Hello Jed and everyone on the forum,
Jed, don't you want to do a comic about your experiences? hehehe...
I am an illustrator and comic artist, in fact I am more a graphic designer trying to move to making comics and illustrations.
And I was all my life disappointed because I didn't follow my dreams, I thought that it was going to be difficult to live doing my illustrations so I took the "safer" way that it was becoming a graphic designer.
Is not that I don't like graphic design, It's my passion too but making comics, illustrations, etc is really a dream for me. I am working on that, and I read one of your books, in fact I am actually reading it
and I really like the honesty you have on what you think about life and what you say to others about your experiences.
I really liked a lot when you said that everyone is your master or teacher, that you learn from everyone. That's is great. I think so too.
And about my spiritual life, it was a bit convoluted. I always was curious about Zen, and Buddhist meditation, Yoga, etc. I read a lot of books as a teen.
I was having a small graphic design studio in my native country, that is Uruguay. But things were not working well, there was a big recession so I took a chance and
I moved to New Jersey and I am working in New York. I came with my wife and now we have a 9 year old daughter.
So, I was very disappointed about my country because I always thought that people there think like an small village, they don't think big. But, in fact now I realize that it was me that wasn't thinking big.
And I was here thinking only about working, and I was in my delusional thinking about getting a high paying job, etc etc... hehehehe.... and things didn't go the way I expected, it was not bad, but not as good as I expected.
And I got very depressed and I ended in the hospital in a psychotic episode. The stress at work, everything took me to that point, I like a lot the teaching of Jesus, so I went to a Church and I fried my brain hehehe...

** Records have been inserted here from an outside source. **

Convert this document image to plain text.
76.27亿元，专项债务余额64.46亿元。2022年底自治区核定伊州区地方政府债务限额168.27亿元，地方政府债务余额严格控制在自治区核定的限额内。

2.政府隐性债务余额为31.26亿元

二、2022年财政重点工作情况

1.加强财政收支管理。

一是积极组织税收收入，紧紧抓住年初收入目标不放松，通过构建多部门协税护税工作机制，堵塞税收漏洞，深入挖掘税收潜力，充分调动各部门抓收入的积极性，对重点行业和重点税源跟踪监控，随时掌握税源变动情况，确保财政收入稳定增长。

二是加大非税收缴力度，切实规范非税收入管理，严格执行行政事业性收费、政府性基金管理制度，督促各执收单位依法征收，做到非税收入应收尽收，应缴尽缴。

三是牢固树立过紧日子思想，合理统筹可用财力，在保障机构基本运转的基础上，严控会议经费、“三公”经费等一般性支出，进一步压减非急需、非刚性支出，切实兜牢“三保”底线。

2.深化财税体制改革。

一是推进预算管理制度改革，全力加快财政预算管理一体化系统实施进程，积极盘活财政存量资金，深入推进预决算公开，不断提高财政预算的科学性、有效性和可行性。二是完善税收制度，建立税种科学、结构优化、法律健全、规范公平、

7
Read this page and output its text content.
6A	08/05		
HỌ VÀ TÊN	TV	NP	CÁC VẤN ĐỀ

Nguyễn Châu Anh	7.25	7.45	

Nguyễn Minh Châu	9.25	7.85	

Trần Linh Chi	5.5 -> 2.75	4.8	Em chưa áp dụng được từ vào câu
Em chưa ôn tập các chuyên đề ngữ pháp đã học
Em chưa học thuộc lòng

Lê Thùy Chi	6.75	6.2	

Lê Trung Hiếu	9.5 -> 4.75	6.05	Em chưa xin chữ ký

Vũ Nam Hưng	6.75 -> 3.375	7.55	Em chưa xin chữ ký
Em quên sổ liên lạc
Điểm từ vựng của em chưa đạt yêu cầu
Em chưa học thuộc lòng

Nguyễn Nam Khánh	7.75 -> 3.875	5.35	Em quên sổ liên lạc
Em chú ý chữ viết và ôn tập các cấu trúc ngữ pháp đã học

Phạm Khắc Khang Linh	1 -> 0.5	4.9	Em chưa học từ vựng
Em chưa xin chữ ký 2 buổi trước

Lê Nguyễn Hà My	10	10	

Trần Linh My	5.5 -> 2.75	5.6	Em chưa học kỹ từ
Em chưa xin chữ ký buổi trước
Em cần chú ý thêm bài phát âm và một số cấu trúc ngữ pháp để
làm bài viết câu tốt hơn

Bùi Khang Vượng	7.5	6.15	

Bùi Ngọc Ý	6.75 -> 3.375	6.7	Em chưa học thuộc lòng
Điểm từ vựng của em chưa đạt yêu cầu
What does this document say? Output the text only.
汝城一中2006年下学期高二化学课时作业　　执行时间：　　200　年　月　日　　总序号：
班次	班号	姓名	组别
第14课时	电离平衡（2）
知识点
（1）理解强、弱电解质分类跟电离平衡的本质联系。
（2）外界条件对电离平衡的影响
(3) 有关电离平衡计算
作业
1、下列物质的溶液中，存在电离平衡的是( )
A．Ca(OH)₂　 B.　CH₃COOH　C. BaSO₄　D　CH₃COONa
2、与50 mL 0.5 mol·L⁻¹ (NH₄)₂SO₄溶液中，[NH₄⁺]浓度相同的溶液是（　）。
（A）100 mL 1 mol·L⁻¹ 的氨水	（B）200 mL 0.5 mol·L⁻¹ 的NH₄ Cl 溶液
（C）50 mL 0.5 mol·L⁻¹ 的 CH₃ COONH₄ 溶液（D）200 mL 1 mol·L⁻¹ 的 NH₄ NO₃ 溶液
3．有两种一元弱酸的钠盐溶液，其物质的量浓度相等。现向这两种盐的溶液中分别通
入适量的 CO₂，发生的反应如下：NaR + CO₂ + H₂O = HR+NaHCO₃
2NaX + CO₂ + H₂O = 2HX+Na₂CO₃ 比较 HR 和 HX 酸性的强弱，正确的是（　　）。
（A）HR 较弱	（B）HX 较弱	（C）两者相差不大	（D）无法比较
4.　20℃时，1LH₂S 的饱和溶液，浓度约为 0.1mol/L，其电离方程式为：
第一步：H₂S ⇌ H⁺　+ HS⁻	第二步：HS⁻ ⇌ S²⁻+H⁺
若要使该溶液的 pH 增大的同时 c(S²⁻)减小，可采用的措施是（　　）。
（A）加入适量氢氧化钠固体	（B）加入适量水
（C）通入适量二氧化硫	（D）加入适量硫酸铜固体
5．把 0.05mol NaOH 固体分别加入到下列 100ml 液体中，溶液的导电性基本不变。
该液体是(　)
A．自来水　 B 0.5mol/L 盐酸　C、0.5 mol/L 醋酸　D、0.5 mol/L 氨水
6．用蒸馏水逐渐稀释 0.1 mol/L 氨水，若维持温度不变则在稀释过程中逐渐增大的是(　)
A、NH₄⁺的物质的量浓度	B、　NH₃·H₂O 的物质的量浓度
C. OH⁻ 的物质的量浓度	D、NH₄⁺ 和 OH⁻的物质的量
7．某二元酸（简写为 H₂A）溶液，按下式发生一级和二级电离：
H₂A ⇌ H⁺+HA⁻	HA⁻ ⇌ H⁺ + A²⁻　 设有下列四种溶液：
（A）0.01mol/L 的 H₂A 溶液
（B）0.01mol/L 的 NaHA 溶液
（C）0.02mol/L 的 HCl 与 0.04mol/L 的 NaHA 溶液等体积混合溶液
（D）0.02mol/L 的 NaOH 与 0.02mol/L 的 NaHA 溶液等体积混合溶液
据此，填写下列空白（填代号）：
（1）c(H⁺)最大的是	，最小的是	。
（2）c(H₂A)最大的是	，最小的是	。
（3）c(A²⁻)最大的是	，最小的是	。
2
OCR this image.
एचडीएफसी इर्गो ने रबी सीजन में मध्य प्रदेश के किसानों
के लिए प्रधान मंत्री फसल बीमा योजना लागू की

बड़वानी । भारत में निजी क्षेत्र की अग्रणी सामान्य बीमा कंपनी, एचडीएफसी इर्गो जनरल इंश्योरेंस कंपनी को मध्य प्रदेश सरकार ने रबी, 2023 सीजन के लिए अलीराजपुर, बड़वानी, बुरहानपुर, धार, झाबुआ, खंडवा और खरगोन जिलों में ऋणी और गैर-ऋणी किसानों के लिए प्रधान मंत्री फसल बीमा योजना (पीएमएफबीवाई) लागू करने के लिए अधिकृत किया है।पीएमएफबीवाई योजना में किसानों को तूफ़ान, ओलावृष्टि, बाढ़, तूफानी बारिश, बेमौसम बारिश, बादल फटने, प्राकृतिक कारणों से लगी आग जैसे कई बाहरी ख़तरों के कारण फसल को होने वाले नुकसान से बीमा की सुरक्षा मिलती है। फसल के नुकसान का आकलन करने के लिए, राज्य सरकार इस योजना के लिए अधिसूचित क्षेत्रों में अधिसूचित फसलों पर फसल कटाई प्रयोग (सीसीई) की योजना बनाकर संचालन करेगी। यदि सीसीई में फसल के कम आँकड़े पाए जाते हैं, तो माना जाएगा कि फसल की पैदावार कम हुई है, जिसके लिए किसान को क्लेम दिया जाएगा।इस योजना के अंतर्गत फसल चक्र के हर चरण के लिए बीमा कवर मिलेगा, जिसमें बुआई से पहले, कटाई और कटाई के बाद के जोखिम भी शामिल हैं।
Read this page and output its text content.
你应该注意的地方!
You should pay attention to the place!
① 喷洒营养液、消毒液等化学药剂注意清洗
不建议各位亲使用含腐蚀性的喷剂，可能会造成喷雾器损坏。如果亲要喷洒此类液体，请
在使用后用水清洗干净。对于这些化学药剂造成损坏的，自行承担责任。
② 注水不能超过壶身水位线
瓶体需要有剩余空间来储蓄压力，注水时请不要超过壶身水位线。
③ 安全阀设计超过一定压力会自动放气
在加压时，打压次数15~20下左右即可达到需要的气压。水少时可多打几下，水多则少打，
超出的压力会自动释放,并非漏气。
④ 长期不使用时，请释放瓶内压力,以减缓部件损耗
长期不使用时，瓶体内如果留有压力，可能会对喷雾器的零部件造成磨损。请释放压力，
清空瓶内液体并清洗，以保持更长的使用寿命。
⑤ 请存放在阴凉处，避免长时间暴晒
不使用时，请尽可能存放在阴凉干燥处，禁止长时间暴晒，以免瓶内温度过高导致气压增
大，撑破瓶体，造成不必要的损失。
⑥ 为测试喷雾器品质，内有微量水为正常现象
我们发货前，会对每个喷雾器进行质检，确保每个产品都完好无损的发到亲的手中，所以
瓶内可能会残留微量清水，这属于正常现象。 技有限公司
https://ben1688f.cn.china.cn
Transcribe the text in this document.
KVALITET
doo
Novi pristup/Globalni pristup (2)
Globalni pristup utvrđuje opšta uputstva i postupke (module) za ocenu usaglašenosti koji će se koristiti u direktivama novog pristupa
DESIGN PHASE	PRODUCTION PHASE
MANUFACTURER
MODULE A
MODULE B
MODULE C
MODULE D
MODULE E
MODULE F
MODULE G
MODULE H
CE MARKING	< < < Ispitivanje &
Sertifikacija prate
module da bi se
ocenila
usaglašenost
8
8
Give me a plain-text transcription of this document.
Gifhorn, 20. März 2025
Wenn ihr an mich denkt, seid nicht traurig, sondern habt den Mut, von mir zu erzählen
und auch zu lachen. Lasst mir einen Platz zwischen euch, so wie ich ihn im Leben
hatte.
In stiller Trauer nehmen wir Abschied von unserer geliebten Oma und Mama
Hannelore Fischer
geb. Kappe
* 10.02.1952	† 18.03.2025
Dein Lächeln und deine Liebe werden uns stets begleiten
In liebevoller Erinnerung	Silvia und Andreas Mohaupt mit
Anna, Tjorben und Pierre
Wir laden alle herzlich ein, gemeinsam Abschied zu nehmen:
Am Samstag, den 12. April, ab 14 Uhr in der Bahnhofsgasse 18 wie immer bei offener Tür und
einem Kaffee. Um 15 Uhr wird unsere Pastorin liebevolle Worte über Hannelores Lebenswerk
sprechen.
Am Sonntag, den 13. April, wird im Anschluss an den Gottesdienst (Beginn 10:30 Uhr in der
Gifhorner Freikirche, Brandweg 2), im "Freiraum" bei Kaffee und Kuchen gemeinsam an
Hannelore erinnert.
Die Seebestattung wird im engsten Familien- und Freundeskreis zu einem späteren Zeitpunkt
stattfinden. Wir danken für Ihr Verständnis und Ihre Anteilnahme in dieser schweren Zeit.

At that point I did a full circle and I came back to the Buddhist teachings, I am meditating again and I feel much better. And really I learned two things that I needed to learn when I was at the Christian Church,
even when the cost was to go to a psychiatric hospital.
One, is that we have not free will. I didn't understand that part from the Bible, but now I think everything makes more sense. And it is not only from the Bible, I have investigated what science says about it and I found
that there were some scientific experiments that could arrive to the conclusion that there's not free will.
The second one was to make me so humble about the power of God, Nature, Universe, etc... whatever people want to call him. That this disposition opened my mind to a epiphany.
I was going to work on the subway and suddenly, I began to feel like filled with love. I loved everyone in the train, I can't explain with words what I feel.
The only thing I can say is that I thought "Oh, that's the way that God want us to love". It was something so deep and pure that I never experienced in my life.
Then I got off the train and I took another one, I take three trains to go to work hehehe... and when I was in the other train I begin to see like lights coming out from everybody.
It was like lights but the were like connecting dots between everyone, like if everyone where connected and I felt that everything I did was affecting everyone because we were all one.
I didn't think that at that moment, but now I understand that was what happened.
Then I saw my hand, and everything looked more real. My hand and arm had like these lights, like if my blood were done of light running through my arm, it was pretty crazy.
The thing I remember thinking was "that's what Jesus said that we will have rivers of living water running through us". Because that's how it looked like. Like if there was water, and
that water was so clear that it shined through my skin. And I also remember thinking "this is real life, I was dead and now I am alive". Everything looked to me more real than real life.
I saw the horizon, I was getting off the train and it was on a platform on a 2nd or 3rd floor. That's were I got off to go to work. I could see the buildings, everything from a high place.
And I looked everything and it seemed like the earth was breathing, like if it was a living thing. I saw the sky and there was like a swirl in the clouds. And I felt like that was God, or the Universe, or the Absolute, or the laws of nature, whatever people like to "label" him.
And I really felt overwhelmed, like if I was going to fall over my knees and say, Ok... I give up. You win. Hehehehe... it was pretty crazy but beautiful.
And I had some more experiences after that, one more I remember it was that when I wake up I didn't have identity. I didn't know who I was for a moment, before waking up. But I will tell about that in a future post.
Thanks again for opening this forum!